Assessing Risk at Precision Autonomy – The Human Pillar

Posted by Timothy Sutherland on Jun 4, 2019 9:38:55 PM



The fundamental premise of Insurance is to be able to accurately assess the risk of financial loss associated with the given policy constraints. In the instance of drones, there are three key pillars that dictate risks – Human, Technology and Operations. Precision Autonomy’s Risk Management Framework separates these key pillars into individual metrics, which make up a complete picture of a given risk.

This week, we dive into the Human element of risk assessment.
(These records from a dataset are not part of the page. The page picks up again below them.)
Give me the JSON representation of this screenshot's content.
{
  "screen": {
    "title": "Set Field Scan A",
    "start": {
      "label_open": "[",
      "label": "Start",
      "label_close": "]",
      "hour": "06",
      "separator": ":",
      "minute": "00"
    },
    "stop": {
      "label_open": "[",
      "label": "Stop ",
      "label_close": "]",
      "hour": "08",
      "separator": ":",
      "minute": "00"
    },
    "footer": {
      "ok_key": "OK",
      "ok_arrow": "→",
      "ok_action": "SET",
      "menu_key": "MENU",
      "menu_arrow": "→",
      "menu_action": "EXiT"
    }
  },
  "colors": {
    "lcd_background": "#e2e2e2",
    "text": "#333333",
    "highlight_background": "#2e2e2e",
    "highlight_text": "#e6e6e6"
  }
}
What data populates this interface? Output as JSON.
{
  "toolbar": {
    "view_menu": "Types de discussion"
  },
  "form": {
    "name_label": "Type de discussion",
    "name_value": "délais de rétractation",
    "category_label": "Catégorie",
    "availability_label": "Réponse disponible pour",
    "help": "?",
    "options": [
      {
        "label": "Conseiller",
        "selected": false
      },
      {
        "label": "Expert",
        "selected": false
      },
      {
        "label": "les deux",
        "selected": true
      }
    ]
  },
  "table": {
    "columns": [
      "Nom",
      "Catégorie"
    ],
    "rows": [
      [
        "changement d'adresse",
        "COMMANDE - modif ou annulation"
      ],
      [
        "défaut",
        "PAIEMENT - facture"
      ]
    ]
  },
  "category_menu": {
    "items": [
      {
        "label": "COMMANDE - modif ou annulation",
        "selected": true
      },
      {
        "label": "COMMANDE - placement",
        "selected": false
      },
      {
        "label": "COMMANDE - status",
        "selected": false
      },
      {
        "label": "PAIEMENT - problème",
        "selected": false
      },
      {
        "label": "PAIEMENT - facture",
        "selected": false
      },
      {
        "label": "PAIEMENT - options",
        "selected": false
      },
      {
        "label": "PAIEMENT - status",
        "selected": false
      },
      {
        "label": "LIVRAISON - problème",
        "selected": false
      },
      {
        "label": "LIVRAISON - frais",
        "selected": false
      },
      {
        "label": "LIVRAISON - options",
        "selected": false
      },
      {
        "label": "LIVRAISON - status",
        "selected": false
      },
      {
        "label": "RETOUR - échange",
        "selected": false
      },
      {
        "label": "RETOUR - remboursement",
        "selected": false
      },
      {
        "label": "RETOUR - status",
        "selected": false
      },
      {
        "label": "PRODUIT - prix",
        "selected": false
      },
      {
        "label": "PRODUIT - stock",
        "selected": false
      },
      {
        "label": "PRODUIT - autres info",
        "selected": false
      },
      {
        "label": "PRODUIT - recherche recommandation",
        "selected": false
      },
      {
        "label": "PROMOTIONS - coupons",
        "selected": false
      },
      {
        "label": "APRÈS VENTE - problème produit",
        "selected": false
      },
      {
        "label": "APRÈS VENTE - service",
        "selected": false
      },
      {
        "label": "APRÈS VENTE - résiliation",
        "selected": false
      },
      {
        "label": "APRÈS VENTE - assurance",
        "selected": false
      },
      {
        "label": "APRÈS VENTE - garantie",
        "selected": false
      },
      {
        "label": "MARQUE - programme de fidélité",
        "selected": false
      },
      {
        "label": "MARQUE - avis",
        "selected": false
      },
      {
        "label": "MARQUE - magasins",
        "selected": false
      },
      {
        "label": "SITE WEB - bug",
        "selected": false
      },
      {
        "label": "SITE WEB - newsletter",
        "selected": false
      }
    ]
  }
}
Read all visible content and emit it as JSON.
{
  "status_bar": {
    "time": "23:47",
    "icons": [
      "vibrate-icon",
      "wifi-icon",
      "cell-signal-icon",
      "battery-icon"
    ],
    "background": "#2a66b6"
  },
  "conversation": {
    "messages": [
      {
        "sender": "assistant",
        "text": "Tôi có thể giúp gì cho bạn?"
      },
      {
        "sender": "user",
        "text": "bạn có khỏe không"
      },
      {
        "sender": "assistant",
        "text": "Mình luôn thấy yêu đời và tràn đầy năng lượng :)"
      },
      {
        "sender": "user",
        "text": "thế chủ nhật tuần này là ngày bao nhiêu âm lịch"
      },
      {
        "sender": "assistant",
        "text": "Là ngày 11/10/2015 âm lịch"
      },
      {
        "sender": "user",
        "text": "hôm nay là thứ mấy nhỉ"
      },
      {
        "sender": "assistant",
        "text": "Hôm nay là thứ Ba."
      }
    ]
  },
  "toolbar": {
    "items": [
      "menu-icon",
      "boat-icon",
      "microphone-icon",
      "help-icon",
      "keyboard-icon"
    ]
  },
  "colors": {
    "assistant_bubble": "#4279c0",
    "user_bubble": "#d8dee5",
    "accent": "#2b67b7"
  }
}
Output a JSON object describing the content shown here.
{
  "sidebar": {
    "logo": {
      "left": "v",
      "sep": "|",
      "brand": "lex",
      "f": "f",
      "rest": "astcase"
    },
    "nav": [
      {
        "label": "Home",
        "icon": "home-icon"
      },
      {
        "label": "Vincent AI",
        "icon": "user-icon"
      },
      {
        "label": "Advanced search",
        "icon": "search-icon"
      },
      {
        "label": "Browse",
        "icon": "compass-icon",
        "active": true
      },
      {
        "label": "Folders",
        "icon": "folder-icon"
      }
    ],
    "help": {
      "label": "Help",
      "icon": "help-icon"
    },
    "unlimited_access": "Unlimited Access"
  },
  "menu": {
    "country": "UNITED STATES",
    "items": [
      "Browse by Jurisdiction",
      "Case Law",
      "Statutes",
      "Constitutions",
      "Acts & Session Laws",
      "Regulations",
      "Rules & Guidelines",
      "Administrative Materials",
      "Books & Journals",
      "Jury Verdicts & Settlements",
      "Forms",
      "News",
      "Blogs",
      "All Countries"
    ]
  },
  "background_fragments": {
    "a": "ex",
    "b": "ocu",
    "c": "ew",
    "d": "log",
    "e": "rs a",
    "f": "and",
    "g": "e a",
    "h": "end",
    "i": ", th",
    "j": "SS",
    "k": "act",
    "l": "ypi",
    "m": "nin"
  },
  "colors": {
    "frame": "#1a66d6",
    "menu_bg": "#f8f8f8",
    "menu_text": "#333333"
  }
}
Drone Operations – The Human Factor

The very purpose of the drone is to remove the human from the aircraft. Despite this, the pilot and surrounding human influence remains a vital component of drone safety, and in turn, a key contributor to accidents. The Human element encompasses a broad range of factors, including individual nuances, the organisation and pilot skill to name a few, and each factor affects the risk profile of a given flight or operation differently.

For the sake of example, lets take two pilots:

  • Mary, the singular pilot of the Drone Consulting Company.
  • John, a single pilot who’s just completed his Remote Pilot’s Licence, and has just been hired as a pilot for the Mining Corporation.

Pilot Skill

Perhaps the most important determinant of Human risk is the level of competence of the pilot. This includes the level of experience, technical skill and many other factors.

Mary, our pilot, has over 1000 hours of flight time. In Flying for the Drone Consulting company, she’s had her licence for five years, flown in mines, over populous areas and near airports, sustaining only 1 accident in over 3000 flights.

John’s completed his Licence training, having conducted around 5 hours of flight time, mostly recreational. He’s never had a crash.

How do we assess this risk profile?

  • Mary is assessed to rank higher than John for competence, as she has much more experience and knowledge about flying. She has demonstrated a high level of skill, as she’s not just flown recreationally, but also in a varied environment.
  • Because Mary’s higher competence lowers the risk of crash, it should have a downward pressure on her price, relative to John’s rating.

Flight Planning

The act of flight planning includes an element of operational risk, as it has a real impact on the environment in which the flight is conducted. That being said, there remains the need to make decisions about flight path, drone usage and procedure, and planning for contingencies. For this reason, proper flight planning overlaps with operational risk and human risk.

As a part of her duties in the Drone Consulting Company, Mary does all the flight planning herself, mapping each flight in detail on a flight management software. To get to other jobs, she gives herself a small flight window, with a 5 step pre- & post-flight checklist, adhering to her Operations Manual most of the time.

John’s company, the Mining Corporation, places the utmost importance on compliance and routinely go above and beyond their Operations Manual with flight planning. They use the same flight management software as Mary, however they map out a minimum of 3 emergency landing spots, leave a 2 hour window either side of planned flight for weather and operational obstacles, and due to John’s inexperience, they have a spotter and a mentor who coaches him through his planned flight.

The assessment?

  • Although Mary is much more experienced and has much more skill than John, her compliance practices are actually putting more pressure on her to perform.
  • John’s company reduces the number of human decisions made during flight, reducing his risk of human error, relative to Mary.

Situational Awareness

Situational Awareness is the ability to assess the environment, and make rapid decisions when faced with high risk. This moves away from technical skill, and into cognition and decision making. While it is hard to assess, due to being subjective, it is too important not to understand.

Some examples of good situational awareness include:

  • Spotting an eagle in the flight path and grounding the drone.
  • Calling off an afternoon/evening flight due to high fatigue.
  • Quickly changing the flight path of a failing drone to save it from falling on people/property

Mary, our pilot from the Drone Consulting Company, has proven over the course of her five years as a pilot, that she has highly developed situational awareness. Due to the sheer number and variety of over 3000 flights, she would have demonstrated it in some way, shape or form. Perhaps it was abandoning a flight due to incoming weather, putting off a client due to fatigue. Her sound track record, in conjunction with examples of high situational awareness, should result in a lower risk rating.

John, our pilot from the Mining Corporation, has not been able to prove that he has situational awareness, simply due to his lack of experience. Whilst he would not get a lower risk rating, through data collection and a good track record, he will be able to demonstrate, over time, that his situational awareness is high, resulting in a lower risk rating

What’s the upshot of the human element of risk of Drone Operations?

The upshot is that there are an almost endless number of human factors that change risk. When creating a risk profile, Precision Autonomy’s Risk Management Framework assesses each individual factor, and weights it against the overall scheme of risk. Pilots and organisations who demonstrate low levels of risk are rewarded with a greater rating and over time, lower premiums.